CREATE A COMPOUND CLIP
Here’s a portion of a short dramatic scene. It has a sync dialog track, three effects tracks, and one music track. (This technique can be used for far more clips and tracks, I’m just keeping this simple to explain the process.)
To get an example of our audio levels, I selected just the dialog clips.
Then, I clicked the Solo button in the top right corner of the Timeline.
Soloing allows me to hear the selected clips, but nothing else. (Notice that the dialog clips retain their steel blue color, while the muted clips became black and white.)
NOTE: Soloing has no effect on video clips.
When I played them, the selected audio levels peaked around -20 dB. This is WAY too soft for principle dialog!
Since the dialog clips are selected, it is easy to bundle them into a compound clip. (Choose File > New > Compound Clip). Give the compound clip a name – I used “Drama SOT Audio” – and save the clip. The selected clips in the Timeline are now replaced by the compound clip.
Now that we’ve prepped the clips, it’s time to apply and adjust the Limiter effect.
NOTE: You can still access the individual clips in a compound clip by double-clicking the compound clip. This opens it for editing.
WHAT THE LIMITER EFFECT DOES
What the Limiter effect does is boost softer passages of audio more than louder passages, without having any audio level exceed the maximum level you specify in the effect. (Hence, the name: this effect “limits” how loud your clips can get.)
In our example, limiting has the effect of making all dialog levels louder and more consistent, without any risk of distortion.
There are two limits that I recommend:
NOTE: The reason I don’t limit to 0 dB is that I’ve been told that MP3 compression is optimized for levels around -6 dB. Also, leaving a bit of headroom is a good idea in general.

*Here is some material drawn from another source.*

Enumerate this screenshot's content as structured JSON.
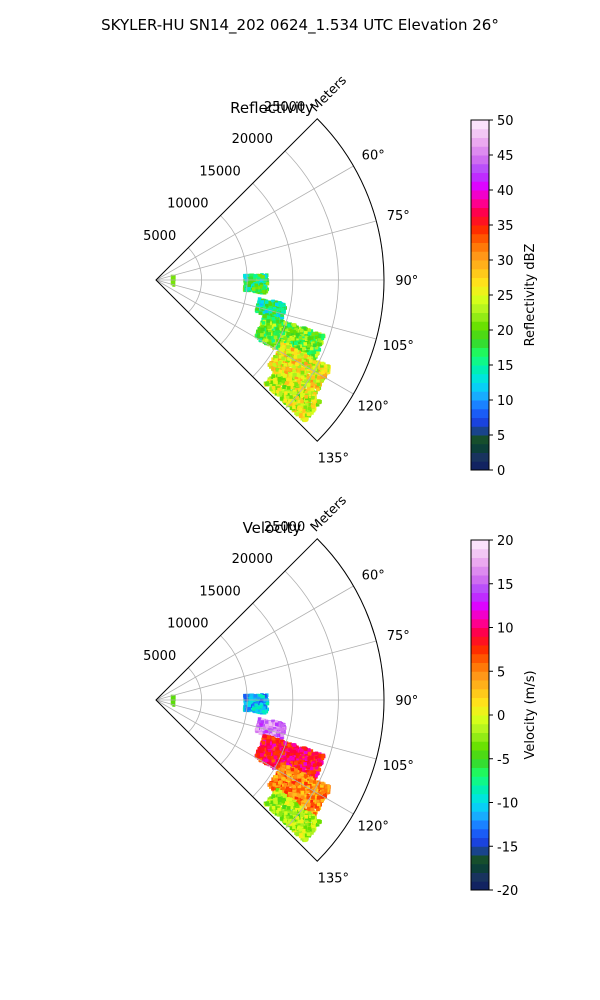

APPLY AND ADJUST THE LIMITER EFFECT
Select the compound clip, if it isn’t still selected, and open the Effects Browser (Cmd+5). Scroll down and select the Levels category. Drag the Final Cut Limiter effect on top of the selected compound clip.
This applies the effect to the group of clips contained by the selected compound clip.
NOTE: You could also apply this effect to individual clips. The problem is that you would need to adjust the settings of this effect for each individual clip. Using a compound clip allows you to apply the effect once and have it apply to all clips included in the compound clip.
Again, with the compound clip still selected, click the Audio text button at the top of the Inspector. Click the small icon to the right of the Limiter parameter.
This opens the Limiter effect interface. Four of the settings are generally set to the same values:
The one setting you need to adjust each time you use the filter is Gain.
Here’s the secret to adjusting the filter. Play your clips. Then, while the clips are playing, adjust the Gain so that the Gain Reduction setting, at the top, is bouncing around 1 – 3 dB. This provides maximum amplification, without excessive limiting, which can sound fat and “blatty.”
That’s it. Try this and you’ll be amazed at how much better dialog, interviews and narration can sound.
NOTE: Remember to adjust the filter when all other tracks are silent or muted.
In some cases, you’ll still need to adjust some clips which are a bit loud or, more likely, a bit soft. The good news is that now, you are adjusting for the exceptions, rather than everything.
What I generally do is open the Compound clip and adjust the clips inside as necessary. I almost never apply keyframes or adjustments to the Compound clip, just the clips inside it.
I am a huge fan of the Limiter effect and its cousins, the Compressor and Multi-band Compressor, because they simplify the process of setting levels and preventing distortion. While I like compressors, I’ve found that in Final Cut, the Limiter effect is easier to use.
While I do move complex mixes into Audition, for simple projects like this, creating compound clips and applying the Limiter effect makes my audio life easy and helps me get projects done on time and without excessive audio stress.